François Pinard <[EMAIL PROTECTED]> writes:
> > Let me repeat this for the umpteenth time: You do not have to learn
> > LaTeX to contribute to docs.  Submit plain text.  One of us with
> > some LaTeX knowledge will do the markup.  Content is the hard part.
> > Markup is nothing, so don't let it be a barrier for you.
> 
> More than LaTeX, the main frozener is when people in charge tell you
> to use bug trackers to speak to them.

More than latex and bug trackers, the main obstacle is that people
wanting better docs want them for the precise reason that the existing
docs don't make it clear what the code does.  Writing a good doc patch
(and the "patches" needed are often sweeping rewrites) requires
studying and understanding the code being documented, and the
application area that the code tries to implement.  Maybe it also
requires studying relevant standards that the code implements (to note
gaps in the implementation), comparing the implementation to other
implementations in other languages, etc.  For example, writing a good
doc patch for urllib2 would mean checking RFC 2616(?) against the
urllib2 code to see what parts of the RFC got implemented and what
parts didn't.  It might also mean comparing urllib2 with other
libraries like LWP (Perl) or whatever the equivalent is in Java.

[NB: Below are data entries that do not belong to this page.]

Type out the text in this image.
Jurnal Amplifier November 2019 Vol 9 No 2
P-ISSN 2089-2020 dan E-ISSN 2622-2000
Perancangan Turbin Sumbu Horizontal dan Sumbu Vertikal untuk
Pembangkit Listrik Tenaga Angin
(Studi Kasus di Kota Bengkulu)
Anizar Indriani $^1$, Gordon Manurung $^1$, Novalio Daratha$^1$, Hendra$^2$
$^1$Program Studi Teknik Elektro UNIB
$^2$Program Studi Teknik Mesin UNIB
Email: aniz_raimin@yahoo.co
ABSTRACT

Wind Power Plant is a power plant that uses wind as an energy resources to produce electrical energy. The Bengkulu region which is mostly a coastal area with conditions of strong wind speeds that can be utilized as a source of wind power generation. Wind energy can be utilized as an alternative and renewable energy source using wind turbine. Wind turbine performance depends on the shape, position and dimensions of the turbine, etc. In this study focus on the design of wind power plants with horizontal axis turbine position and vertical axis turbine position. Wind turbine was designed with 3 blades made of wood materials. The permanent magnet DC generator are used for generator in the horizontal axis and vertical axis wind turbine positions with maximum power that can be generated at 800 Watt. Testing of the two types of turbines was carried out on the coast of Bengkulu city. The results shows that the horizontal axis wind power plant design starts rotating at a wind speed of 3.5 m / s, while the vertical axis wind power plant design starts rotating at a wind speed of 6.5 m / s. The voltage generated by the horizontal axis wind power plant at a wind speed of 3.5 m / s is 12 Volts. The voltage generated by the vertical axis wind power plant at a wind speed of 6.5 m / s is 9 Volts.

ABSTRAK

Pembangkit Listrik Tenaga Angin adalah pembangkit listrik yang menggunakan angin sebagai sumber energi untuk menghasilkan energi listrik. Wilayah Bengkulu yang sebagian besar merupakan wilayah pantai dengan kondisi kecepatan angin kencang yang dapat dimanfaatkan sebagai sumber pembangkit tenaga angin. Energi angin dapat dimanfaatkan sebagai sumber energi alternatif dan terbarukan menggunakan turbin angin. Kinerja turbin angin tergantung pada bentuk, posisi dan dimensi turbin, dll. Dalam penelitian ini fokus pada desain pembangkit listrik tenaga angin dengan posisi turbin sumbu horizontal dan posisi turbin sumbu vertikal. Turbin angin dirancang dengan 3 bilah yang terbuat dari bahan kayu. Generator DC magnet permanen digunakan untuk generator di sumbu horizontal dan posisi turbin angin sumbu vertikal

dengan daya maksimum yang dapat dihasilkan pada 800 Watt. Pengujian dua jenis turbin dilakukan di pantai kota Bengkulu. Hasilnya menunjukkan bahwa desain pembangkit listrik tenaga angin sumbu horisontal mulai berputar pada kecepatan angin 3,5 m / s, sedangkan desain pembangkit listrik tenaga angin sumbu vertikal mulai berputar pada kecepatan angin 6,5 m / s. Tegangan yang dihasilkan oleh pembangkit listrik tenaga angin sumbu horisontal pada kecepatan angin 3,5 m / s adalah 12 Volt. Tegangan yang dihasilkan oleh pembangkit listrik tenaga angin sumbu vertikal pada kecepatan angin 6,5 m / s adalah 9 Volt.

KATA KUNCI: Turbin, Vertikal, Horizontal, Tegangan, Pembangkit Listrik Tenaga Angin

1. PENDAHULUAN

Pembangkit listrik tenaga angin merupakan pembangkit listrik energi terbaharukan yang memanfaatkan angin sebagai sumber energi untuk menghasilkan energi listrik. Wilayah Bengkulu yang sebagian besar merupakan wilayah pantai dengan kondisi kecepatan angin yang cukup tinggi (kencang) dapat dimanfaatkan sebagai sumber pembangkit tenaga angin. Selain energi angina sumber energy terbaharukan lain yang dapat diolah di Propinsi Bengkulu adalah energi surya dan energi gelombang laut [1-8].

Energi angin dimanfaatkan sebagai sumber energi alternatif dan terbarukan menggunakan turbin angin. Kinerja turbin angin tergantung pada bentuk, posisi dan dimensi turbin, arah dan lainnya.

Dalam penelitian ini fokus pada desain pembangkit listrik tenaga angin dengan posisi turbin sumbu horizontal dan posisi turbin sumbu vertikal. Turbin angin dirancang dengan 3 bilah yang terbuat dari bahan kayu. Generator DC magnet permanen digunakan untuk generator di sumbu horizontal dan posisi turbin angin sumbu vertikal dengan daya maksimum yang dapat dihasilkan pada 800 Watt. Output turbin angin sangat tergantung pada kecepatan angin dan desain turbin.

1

By the time the requester/patch writer gets through studying the code
to figure out what it does, maybe s/he has answered his/her own
questions and doesn't need docs any more.  The person best qualified
to know what the code does is the code author, who could answer all
the questions immediately.

The solution is clear: the distro maintainers should require that all
code contributions must come with good docs.  When a code submission
comes in, the distro maintainers should critically review the
accompanying docs, note any shortcomings and constructively ask for
improvements from the contributor until the docs are good.  The distro
committers are all very skilled and experienced people.  So there's a
certain amount of mentoring going on whenever a committer works with a
contributor to accept a code patch.  By communicating what it takes to
bring documentation up to snuff, the committers can share their wisdom
with contributors and thereby raise the quality standard of not just
the distro, but also of the whole contributor community.  Passing
skills on to others is after all what being a community is about.
Many of us who have acquired any skill at putting docs together,
acquired them in precisely this fashion, and should try to pass them on.